Yesterday I revisited the question of the relationship between a license and the contract that grants the license.
This issue arose in connection with a trademark license agreement I’ve been redrafting. The original version says that the license is “nonassignable,” and I’ve been contemplating deleting that adjective on the grounds that the question of assignment of the license would be covered by the general nonassignment provision included in the contract boilerplate.
If this all sounds familiar, it’s because it cropped up in this August 2008 post on license-agreement granting language. So I revisited the issue with Michael Fleming, who in the comments to that post was the principal advocate of the position that a license is distinct from the contract granting that license. Yesterday he repeated in an email to me the gist of his argument:
I’m still of a mind that the license arises independently from the contract, much like a purchase agreement for a house is a different thing than the house itself. The license is the widget. Thus, rules that apply to the license should be clearly attached to the license separate from the rules that apply to the agreement, much as you would attach a covenant that goes with the land in a real estate transaction.
I’m not crazy about the house analogy. For one thing, my selling you a house is very different from my letting you use my trademarks—in the former transaction you get the widget, whereas in the latter you just get the right to use the widget.

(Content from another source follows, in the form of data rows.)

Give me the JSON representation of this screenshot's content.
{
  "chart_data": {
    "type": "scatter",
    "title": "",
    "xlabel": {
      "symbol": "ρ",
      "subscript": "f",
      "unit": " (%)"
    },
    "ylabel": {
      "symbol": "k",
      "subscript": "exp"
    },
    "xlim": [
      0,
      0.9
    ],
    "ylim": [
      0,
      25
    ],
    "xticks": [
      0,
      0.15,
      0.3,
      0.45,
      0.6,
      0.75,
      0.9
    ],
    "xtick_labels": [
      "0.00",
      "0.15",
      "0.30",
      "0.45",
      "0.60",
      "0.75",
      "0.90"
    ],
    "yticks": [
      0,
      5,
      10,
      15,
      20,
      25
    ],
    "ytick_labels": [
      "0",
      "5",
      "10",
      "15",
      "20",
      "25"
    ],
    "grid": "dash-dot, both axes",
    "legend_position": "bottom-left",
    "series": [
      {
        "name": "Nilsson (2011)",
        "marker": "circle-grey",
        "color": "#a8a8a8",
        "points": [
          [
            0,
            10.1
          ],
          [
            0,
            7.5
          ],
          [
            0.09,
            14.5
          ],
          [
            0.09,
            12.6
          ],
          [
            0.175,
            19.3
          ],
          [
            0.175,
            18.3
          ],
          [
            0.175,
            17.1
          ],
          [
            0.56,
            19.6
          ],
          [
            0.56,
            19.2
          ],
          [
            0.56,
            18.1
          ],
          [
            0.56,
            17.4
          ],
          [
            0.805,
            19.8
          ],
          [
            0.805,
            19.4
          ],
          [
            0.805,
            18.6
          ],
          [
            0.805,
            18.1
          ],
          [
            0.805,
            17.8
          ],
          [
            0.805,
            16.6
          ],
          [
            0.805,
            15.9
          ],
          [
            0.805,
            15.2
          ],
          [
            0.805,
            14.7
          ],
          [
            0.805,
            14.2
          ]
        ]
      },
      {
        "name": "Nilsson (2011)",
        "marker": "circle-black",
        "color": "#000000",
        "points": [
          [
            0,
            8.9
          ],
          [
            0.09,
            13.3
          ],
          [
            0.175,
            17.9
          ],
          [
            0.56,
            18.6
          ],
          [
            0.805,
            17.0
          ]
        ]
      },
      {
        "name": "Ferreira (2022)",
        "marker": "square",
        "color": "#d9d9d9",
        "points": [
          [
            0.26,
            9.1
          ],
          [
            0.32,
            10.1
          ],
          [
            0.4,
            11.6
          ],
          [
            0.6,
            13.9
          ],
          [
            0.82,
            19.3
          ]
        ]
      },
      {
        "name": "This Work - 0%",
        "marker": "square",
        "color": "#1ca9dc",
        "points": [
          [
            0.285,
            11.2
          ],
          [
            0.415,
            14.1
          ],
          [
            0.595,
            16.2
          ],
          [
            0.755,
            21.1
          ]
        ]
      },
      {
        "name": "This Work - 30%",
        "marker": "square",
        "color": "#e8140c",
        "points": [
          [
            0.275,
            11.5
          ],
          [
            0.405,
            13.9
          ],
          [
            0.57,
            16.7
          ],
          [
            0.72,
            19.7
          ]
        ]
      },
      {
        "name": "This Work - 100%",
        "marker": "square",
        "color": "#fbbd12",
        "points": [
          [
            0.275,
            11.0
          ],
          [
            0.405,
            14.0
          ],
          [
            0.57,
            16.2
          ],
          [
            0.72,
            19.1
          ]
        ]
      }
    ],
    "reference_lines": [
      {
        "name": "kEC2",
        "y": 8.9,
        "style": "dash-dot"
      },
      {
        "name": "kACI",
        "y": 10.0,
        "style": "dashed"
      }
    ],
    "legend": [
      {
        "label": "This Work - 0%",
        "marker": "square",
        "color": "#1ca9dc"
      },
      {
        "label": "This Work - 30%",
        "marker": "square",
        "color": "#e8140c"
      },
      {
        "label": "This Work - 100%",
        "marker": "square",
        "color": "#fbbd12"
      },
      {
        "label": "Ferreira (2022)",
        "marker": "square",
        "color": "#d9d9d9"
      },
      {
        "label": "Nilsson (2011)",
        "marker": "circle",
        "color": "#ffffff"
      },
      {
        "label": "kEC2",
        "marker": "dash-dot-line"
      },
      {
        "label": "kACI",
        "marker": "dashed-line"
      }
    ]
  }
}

But more importantly, any discussion of the meaning of contract language has to start with semantics. I suggest that in this case, the semantics indicate that granting language in a license agreement is simply a variant form of language of discretion and as such is simply a creature of the contract, like any other provision.
Consider the follow provisions:
- Acme hereby grants Widgetco a license to use the Marks in …
- Acme hereby grants Widgetco the right to use the Marks in …
- Widgetco may use the Marks in …
They all convey the same meaning. What distinguishes the first from the other two is that it seeks to flag that discretion is being accorded with respect to something that Acme controls. But such control wouldn’t be inconsistent with the other two variants. (In the absence of such control, the first two variants would be preposterous.)
When you can convey the same meaning in different ways yet you accord a special significance to one of those ways, then—Hey presto!—you have magic-wordery, the enemy of rational drafting. In terms of the semantics, granting a license is just one way to accord a party discretion under a contract. Debating whether a license arises independently of the contract, or instead is covenant not to sue and therefore part of the contract, is to miss the point.
I haven’t yet researched how this plays out in the caselaw—as long as I’m clear in my drafting, I needn’t concern myself too much with other people’s messes. But it would be rash of me to expect the rest of the world to think like I do: Although I think it’s only logical to treat license-granting language as just another contract provision, I’ll make it clear, for purposes of the trademark license agreement I’m redrafting, that the general nonassignment provision applies to the license-granting language.
I imagine some people will have strong views on this subject. I’d be happy to hear them.